The most important is that inflation is cumulative, and the year-over-year change between January and July was supported by the base effect. When the inflation rate used for the year-over-year change is high, even a persistent increase in prices looks like a “decline” in inflation. If I gain 10 pounds one year and four the next, my inflation rate will fall, but I am not slimming. And prices continue to bite, hurting the economy and consumers.
The end of this “base effect tailwind” is particularly important. According to Bank of America Global Investments, unless month-over-month inflation in the United States stays below 0.2 percent, inflation will rise in 2024. If the Consumer Price Index (CPI) rises 0.3 percent month over month, annual inflation will rise to 4.6 percent. Furthermore, if month-over-month inflation is 0.5 percent, annual inflation will soar to 6.1 percent. Even if CPI is zero percent month over month, annual inflation would be 2.5 percent in 2024, significantly above the Federal Reserve’s target of 2 percent.
The second challenge is that commodity disinflation, alongside the base effect, has been a major driver of the reduction in the annual inflation rate. Rate hikes and monetary normalization triggered a decline in almost all global commodities in international markets, sending oil, natural gas, food prices, and agricultural goods down to pre-Ukraine invasion levels. It proved that inflation is a monetary phenomenon. However, the Fed-induced commodity decline reached a bottom in May, and the Bloomberg Commodity Index has bounced from the two-year low and is almost flat on the year. Rate hikes and monetary contraction have slowed, and commodity prices bounced as the fundamentals of supply and demand remained unchanged.
Real wages remain in negative territory, and this means a weakening of consumers’ purchasing power. The latest Employment Cost Index (ECI) shows a severe slowdown, and ECI private wages and salaries in the second quarter pushed the annual growth rate down from 5.1 percent to a two-year low of 4.6 percent, according to the Bureau of Labor Statistics (BLS). Average hourly earnings in real terms have fallen from $30 in 2021 to less than $29, according to the BLS.

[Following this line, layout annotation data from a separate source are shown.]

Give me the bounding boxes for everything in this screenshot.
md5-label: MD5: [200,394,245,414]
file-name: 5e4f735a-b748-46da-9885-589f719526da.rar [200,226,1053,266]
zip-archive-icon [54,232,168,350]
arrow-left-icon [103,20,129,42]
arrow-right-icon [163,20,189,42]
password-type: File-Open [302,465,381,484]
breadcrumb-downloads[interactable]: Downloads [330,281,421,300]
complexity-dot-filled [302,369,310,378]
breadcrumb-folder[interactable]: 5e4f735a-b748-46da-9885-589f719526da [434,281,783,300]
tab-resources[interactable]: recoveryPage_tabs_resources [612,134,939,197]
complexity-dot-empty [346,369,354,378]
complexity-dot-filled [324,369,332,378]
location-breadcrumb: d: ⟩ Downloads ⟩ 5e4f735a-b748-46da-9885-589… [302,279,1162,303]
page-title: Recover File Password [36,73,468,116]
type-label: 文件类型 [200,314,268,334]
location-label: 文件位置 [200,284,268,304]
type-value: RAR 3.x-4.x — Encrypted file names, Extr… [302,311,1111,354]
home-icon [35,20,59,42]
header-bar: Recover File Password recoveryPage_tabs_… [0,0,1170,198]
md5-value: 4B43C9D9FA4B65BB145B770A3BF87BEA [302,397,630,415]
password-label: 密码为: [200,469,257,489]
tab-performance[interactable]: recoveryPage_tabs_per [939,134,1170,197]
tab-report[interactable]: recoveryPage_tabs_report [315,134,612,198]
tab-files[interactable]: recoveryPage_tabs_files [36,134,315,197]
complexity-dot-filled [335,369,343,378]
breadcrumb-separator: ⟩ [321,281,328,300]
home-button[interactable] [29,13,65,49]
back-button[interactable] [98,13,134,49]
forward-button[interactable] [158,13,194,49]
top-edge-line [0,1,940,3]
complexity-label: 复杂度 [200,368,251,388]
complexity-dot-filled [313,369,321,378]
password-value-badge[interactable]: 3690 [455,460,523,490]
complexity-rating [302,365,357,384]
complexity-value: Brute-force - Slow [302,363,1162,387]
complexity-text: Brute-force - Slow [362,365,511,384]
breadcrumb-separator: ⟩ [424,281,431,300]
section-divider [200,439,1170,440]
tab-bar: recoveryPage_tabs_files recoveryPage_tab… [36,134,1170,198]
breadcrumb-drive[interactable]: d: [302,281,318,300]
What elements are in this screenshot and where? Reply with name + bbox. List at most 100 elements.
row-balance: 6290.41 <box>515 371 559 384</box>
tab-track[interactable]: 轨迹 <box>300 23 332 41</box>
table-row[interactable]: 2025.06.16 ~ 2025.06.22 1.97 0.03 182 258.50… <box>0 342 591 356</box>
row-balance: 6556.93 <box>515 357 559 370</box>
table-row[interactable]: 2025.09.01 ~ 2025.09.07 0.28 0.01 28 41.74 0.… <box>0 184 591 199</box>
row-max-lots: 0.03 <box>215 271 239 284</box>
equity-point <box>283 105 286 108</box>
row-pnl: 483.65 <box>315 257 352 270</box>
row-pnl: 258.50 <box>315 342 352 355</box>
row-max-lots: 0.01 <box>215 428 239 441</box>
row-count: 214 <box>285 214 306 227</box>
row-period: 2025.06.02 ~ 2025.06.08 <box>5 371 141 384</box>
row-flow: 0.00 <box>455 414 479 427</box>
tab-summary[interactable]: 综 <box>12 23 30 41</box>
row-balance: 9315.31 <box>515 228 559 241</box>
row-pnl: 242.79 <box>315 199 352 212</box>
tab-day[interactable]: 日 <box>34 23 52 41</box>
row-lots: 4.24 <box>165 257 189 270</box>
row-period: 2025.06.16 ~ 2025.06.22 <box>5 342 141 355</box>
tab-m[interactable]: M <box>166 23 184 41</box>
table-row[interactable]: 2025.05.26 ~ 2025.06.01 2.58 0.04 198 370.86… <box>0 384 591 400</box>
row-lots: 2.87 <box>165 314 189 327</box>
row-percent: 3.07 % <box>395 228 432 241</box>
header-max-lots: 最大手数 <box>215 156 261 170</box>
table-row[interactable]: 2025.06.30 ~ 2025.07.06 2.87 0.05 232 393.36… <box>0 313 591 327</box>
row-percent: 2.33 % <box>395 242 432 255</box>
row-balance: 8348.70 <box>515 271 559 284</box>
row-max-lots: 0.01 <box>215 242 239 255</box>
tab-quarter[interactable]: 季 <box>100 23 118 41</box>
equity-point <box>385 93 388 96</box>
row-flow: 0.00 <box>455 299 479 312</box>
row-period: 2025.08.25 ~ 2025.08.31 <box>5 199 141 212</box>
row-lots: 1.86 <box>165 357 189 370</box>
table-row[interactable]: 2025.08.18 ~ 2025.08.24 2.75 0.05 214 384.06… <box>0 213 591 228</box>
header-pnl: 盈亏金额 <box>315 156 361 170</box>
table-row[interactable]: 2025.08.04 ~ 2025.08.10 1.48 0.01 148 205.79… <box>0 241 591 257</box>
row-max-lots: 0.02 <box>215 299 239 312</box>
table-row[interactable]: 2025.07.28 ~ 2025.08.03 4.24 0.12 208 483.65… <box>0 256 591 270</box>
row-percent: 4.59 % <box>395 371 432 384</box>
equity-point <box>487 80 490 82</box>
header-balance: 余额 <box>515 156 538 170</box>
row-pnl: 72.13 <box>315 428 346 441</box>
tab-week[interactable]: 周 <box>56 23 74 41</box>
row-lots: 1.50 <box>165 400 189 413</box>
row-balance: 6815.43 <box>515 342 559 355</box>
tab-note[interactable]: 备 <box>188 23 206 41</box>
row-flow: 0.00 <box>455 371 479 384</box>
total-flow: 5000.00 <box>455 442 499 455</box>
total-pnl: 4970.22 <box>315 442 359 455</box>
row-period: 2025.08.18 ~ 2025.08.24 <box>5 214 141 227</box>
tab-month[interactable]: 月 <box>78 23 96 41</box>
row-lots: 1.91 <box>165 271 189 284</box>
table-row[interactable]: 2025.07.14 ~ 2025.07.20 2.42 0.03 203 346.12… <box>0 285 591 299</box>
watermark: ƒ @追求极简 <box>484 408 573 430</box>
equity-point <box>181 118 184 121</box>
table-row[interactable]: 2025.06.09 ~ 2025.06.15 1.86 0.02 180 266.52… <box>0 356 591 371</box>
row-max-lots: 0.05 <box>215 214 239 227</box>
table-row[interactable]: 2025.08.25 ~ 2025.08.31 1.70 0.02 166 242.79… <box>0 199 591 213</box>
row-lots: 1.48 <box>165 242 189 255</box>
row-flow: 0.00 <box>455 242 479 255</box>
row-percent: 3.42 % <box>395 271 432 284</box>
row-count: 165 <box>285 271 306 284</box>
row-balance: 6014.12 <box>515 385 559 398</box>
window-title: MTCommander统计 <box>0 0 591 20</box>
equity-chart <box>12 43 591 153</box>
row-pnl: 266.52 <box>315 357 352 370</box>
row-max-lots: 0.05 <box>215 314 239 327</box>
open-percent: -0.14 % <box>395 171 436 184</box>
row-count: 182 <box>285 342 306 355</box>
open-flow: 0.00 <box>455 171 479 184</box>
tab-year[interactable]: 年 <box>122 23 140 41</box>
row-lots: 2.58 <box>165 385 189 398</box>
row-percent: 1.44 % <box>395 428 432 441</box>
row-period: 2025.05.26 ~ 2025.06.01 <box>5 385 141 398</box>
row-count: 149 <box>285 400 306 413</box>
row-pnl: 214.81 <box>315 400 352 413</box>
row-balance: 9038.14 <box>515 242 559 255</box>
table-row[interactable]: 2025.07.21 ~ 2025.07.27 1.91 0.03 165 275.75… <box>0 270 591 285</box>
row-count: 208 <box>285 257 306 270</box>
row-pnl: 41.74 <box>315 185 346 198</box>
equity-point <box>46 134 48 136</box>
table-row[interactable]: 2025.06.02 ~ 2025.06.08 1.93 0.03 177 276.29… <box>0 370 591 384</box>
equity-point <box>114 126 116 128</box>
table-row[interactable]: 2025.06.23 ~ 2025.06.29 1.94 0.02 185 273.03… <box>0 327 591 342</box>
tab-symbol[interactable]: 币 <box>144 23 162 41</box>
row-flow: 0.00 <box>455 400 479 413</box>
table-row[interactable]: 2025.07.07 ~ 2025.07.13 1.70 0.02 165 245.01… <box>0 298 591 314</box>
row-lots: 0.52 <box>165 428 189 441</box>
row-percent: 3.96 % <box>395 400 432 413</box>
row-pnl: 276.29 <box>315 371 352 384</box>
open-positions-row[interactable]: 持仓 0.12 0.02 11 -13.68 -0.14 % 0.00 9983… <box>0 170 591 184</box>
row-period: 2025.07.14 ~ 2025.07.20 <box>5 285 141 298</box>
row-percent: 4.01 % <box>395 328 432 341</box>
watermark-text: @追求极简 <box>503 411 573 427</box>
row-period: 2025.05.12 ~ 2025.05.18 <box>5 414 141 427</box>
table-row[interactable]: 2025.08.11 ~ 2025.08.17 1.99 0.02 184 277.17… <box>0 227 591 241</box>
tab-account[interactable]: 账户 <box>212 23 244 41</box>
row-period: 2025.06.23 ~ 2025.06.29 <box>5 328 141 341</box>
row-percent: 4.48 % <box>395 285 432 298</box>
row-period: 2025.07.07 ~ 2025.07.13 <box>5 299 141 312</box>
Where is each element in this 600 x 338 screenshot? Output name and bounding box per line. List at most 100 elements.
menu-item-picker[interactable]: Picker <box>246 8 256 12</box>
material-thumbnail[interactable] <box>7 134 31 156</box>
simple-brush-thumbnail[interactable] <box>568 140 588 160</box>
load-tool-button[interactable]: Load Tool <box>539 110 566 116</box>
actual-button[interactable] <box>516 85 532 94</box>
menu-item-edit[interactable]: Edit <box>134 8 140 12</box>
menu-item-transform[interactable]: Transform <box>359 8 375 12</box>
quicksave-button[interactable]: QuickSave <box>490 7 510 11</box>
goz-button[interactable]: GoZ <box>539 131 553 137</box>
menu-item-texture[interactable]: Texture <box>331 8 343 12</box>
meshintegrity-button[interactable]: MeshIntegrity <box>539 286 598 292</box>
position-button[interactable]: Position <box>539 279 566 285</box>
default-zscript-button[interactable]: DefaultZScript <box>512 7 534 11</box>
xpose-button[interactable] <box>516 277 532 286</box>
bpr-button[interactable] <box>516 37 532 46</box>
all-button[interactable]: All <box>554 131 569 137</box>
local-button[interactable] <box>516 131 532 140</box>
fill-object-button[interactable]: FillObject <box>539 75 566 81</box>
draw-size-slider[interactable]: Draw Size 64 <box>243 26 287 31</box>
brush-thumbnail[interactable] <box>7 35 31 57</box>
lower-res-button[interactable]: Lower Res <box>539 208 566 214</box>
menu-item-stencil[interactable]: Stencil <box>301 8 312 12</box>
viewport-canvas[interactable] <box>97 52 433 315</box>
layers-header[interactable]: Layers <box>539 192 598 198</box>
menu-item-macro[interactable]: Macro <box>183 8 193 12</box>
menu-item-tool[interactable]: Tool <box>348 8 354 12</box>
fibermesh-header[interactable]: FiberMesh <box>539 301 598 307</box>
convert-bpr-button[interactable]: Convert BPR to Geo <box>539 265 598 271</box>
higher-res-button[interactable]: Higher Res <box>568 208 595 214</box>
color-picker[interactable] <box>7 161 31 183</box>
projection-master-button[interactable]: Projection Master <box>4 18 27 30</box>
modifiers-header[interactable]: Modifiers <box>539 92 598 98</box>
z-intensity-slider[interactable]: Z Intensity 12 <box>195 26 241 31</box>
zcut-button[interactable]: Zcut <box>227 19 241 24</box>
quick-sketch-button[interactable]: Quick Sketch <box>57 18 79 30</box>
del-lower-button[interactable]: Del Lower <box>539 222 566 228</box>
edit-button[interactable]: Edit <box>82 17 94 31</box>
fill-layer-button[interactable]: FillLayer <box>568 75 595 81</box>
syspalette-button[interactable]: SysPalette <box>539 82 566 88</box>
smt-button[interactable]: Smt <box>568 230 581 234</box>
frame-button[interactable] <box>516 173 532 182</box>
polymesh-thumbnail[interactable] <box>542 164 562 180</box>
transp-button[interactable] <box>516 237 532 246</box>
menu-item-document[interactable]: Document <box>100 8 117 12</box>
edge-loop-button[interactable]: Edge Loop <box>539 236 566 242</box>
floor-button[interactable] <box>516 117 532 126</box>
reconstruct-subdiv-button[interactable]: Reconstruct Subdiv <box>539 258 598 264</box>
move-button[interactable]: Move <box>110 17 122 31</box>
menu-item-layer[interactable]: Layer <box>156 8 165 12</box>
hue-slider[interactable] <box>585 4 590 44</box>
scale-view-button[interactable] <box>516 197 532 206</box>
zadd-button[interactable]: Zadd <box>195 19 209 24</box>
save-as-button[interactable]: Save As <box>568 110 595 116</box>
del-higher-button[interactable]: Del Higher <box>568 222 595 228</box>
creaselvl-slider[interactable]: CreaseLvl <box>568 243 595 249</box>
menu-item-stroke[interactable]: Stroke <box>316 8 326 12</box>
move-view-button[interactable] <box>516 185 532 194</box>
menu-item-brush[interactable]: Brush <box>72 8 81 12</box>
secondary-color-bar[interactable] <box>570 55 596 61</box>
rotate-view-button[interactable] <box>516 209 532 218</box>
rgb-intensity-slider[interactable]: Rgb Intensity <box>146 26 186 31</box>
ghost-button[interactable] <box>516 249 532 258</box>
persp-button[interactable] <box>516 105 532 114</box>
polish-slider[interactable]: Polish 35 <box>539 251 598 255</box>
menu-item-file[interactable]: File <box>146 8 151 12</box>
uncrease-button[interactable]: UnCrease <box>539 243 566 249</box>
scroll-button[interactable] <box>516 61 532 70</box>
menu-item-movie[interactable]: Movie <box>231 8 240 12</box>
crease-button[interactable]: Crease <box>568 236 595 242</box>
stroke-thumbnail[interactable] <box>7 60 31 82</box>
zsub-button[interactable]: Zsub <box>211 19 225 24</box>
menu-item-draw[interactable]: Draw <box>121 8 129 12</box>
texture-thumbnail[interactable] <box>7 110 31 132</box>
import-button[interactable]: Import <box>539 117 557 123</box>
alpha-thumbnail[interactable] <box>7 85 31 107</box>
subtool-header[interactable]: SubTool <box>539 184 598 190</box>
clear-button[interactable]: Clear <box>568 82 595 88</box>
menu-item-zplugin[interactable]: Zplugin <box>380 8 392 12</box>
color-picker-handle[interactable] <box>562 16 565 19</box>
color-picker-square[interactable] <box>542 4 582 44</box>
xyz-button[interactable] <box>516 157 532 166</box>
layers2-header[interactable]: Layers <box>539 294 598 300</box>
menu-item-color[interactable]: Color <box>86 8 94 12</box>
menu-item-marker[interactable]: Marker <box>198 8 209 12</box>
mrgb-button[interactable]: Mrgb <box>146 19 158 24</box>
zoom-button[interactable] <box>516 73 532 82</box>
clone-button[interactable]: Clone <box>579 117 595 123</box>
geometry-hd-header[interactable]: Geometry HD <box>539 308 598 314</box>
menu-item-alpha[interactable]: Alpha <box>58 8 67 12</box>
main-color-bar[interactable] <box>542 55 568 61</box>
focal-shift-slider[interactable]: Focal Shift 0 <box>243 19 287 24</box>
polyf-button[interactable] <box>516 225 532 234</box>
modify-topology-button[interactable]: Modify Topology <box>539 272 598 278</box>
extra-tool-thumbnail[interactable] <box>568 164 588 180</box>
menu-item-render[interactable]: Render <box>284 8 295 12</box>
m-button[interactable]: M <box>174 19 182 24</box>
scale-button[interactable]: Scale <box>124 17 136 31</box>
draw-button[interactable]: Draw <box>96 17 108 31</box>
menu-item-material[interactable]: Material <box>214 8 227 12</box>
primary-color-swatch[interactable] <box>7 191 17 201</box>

Why should we remain worried? Because the market is excessively optimistic about the end of the inflation problem and investors keep buying extremely cyclical, high-beta stocks,
Real personal spending in June continued to show a weak trend (0.4 percent), and the Personal Consumer Expenditure (PCE) deflator is still rising, 0.2 percent in June and 3.0 percent in the year, with its core component increasing 0.2 percent in the month and 4.1 percent in the year.
The reality is that monetary normalization remains far from complete. The Fed’s balance sheet soared from 17 percent to 36 percent of GDP and is now at 34.5 percent. It rose in July from the May low of 32.4 percent.
Many investors believe we have seen the worst of the inflation burst and hope that the economy will remain on a soft landing while central banks start easing, which would be very bullish. However, persistent inflation is hurting the economy, and the worst is yet to come now that savings have been mostly consumed and credit conditions are much tighter. If the base effect and monetary easing drive inflationary pressures higher, betting on central banks to cut rates and purchase government bonds may be very risky.